Contradicting that basic formula can lead to mixed results. If you have the jokes come from the supernatural characters, you may end up with something in the vein of Tim Burton’s Dark Shadows. Now, while that film didn’t work for many other reasons, one of the biggest is that the jokes centered around the vampiric elements just feel so tired. “Oh look! Johnny Depp’s brushing his teeth in the mirror, but he can’t see his reflection! How wacky!” It all comes off so stale and, above all, removes the supposed threat of the other more villainous supernatural characters.
Now, that’s not to say they’re aren’t great examples of making characters that are classically horrific funny. Far from it. Great horror satire like Young Frankenstein takes the familiar tropes of normally straight-faced horror and adds comedy in order comment on what had previously been done.
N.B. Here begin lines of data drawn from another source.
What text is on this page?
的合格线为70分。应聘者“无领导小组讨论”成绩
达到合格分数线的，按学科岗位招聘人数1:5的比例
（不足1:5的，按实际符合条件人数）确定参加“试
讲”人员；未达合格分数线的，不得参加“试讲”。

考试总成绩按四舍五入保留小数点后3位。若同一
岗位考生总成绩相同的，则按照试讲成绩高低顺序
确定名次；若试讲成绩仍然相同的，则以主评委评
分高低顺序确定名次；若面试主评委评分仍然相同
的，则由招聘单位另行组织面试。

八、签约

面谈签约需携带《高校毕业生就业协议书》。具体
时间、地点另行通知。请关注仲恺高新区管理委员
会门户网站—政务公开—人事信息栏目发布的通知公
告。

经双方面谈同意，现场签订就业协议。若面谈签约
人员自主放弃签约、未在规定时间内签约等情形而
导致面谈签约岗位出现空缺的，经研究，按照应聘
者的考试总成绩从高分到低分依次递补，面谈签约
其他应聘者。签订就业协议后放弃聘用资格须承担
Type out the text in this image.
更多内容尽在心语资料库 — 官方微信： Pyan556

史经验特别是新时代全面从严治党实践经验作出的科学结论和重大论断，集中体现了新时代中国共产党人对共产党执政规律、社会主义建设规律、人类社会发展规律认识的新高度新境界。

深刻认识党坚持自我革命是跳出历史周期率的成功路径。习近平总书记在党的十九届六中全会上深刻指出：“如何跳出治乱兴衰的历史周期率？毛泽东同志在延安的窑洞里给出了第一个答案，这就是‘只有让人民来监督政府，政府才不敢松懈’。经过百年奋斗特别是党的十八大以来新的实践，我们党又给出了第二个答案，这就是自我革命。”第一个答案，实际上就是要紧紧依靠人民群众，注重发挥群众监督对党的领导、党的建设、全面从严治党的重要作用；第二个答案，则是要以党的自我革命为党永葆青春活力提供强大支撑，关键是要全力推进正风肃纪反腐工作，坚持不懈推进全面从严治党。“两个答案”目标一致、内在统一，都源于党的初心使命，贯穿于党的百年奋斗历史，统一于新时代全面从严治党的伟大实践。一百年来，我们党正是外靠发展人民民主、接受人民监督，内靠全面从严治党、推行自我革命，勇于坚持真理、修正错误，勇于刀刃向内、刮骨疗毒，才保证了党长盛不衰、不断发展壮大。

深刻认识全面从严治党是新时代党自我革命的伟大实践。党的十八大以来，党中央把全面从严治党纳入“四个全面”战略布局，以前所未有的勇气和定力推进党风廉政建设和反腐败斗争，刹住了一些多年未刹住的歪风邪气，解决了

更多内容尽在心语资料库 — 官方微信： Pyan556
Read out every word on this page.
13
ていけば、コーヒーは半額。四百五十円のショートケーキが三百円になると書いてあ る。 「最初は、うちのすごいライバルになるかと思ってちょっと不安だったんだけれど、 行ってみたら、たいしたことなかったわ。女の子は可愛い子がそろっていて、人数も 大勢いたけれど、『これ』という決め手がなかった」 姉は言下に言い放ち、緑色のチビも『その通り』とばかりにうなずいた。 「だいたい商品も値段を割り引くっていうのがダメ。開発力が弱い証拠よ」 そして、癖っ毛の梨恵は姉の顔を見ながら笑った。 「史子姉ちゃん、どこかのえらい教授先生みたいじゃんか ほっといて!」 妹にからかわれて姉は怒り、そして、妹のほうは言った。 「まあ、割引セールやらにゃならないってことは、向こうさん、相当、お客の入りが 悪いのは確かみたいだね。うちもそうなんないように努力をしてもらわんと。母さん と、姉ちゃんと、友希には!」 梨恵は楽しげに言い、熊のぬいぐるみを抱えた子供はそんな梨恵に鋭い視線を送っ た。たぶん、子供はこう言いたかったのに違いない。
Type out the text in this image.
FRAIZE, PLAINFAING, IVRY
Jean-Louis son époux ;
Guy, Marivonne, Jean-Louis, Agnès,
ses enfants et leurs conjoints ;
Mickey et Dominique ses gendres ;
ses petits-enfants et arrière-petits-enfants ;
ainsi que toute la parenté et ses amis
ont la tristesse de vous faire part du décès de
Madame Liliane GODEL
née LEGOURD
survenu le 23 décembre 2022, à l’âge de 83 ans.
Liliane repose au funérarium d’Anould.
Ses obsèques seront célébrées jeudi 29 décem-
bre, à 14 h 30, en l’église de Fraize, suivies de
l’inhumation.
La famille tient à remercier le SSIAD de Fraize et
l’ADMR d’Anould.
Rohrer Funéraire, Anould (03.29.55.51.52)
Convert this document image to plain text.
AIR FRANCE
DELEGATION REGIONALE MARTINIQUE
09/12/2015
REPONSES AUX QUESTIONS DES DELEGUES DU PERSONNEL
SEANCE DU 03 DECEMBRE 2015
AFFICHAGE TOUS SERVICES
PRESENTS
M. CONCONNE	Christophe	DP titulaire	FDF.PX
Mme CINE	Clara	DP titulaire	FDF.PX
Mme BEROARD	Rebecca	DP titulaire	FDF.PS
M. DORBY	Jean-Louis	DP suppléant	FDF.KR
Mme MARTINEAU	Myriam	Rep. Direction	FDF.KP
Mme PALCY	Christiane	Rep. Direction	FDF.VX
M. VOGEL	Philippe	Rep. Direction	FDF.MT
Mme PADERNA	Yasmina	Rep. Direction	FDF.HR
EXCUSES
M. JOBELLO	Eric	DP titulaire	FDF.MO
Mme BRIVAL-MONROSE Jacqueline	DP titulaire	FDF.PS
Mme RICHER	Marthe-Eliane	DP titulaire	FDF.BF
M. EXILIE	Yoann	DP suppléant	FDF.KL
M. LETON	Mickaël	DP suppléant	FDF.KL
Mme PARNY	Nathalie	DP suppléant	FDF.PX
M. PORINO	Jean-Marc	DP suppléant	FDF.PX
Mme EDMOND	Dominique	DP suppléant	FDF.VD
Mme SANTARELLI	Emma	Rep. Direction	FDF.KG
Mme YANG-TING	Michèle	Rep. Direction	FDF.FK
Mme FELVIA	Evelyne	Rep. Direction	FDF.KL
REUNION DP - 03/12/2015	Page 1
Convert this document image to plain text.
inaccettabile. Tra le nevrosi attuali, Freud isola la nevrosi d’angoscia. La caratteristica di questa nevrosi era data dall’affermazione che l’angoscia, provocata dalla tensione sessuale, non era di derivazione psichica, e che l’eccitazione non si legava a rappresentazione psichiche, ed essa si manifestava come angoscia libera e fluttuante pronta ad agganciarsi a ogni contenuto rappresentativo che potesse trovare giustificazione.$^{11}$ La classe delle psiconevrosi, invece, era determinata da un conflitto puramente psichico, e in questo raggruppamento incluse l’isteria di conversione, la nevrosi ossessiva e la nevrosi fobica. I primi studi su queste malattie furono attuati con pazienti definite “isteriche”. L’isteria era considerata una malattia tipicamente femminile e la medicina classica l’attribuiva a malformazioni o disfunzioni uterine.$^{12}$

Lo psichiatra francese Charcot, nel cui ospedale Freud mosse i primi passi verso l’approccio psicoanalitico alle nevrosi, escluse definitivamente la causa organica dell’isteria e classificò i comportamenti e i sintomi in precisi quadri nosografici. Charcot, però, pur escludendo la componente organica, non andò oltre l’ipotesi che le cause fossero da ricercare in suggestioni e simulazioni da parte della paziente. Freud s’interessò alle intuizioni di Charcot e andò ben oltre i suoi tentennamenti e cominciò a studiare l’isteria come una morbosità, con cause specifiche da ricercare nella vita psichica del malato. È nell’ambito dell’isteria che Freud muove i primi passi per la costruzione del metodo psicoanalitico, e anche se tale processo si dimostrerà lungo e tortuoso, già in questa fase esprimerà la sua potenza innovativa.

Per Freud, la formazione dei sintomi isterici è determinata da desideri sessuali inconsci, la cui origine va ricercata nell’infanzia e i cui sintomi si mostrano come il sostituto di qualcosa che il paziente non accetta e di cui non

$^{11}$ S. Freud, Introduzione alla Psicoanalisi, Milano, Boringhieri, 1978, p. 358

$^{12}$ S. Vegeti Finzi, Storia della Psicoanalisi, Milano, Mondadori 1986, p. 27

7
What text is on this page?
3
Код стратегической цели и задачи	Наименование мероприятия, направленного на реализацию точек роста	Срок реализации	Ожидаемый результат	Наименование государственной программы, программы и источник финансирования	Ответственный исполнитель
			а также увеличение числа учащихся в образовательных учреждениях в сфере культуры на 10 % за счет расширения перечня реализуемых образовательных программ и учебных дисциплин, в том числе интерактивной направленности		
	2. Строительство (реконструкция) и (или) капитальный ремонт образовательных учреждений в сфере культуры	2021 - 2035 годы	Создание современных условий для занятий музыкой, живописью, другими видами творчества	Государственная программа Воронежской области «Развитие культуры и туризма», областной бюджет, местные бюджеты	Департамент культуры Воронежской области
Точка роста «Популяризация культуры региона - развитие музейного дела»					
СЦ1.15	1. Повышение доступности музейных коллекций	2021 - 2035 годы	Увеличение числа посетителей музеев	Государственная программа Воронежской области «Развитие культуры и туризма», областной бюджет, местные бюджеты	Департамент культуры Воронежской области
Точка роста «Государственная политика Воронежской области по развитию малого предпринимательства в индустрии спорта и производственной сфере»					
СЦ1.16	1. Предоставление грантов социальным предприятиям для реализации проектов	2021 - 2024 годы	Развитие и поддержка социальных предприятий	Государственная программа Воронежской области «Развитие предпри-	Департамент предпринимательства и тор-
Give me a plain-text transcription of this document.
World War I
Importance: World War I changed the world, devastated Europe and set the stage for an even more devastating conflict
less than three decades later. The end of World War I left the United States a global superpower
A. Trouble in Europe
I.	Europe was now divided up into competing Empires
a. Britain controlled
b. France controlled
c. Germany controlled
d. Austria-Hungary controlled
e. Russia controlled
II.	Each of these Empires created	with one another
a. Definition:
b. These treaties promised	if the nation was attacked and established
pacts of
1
When The Monster reacts in pain to The Blind Man spilling hot soup on his lap, the humor doesn’t come from the monster acting goofy. The humor comes from the monster reacting in a human (albeit silly) way to a situation we’re all familiar with. It reminds everyone that character ultimately is still human at heart. He’s made of human parts and is capable of reacting like a person would, which makes it all the funnier to see this creature we normally associate with terror doing something human. Other great examples of this type of satire include Tucker and Dale vs. Evil for the redneck horror stereotype and Behind the Mask: The Rise of Leslie Vernon for slasher films.
Hell, you can even make the monsters totally loony as long as it’s still horrific in a bizarre fashion. This type of horror comedy usually stems from just throwing as much weird off kilter horror stuff at the screen. Films like Gremlins, Dead Alive or even the recently released This Is The End stem more from this sort of school, throwing as much as possible at the audience and hoping it sticks. Here both the humor and the horror comes from the unpredictability of the sinister element, which has no real limits and could throw something beyond your imagination at the protagonist, to the point where it can become comical. Whether it’s the little vermin in Gremlins terrorizing a small town, the zombies in Dead Alive tearing apart the victims in the oddest fashions or the apocalypse in This Is The End breeding all sorts of unholy yet hysterical creations.
Now, despite all of these different styles, the crucial bottom line when trying to make a good horror comedy is simple; be funny or be scary. All of the above films at least managed to do one or the other. Hell, some of them even managed to be both. If the film isn’t at least horrifying or funny, it falls apart. So, hopefully we’ll see more successes and less Darks Shadows or Piranha 3DD in the future… hopefully.
Wonderfully written and very insightful. Another fine example I like to bring up is The Frighteners. Its one my earliest looks into it along with Ghostbusters and Young Frankenstein. Balance is necessary with a genre like this. Its one my favorite movies to watch. I love them.
Another example of this sub genre is “The Last Lovecraft: Relic Of Cthulu”. Released in 2009, it’s a pretty funny example of taking something horrific (The end of the world as we know it) and making it funny as hell. It’s an extremely low budget film but the special effects shine and it’s well worth a watch. Another example would be “The Revenant” (2012) which takes it’s inspiration from Bob Clark’s “Deathdream” (1972) and turns a horrific situation into a comedic one with a former soldier dying and turning into a vampire vigilante. Little seen and low budget but once again, well worth a watch. Great article Thomas!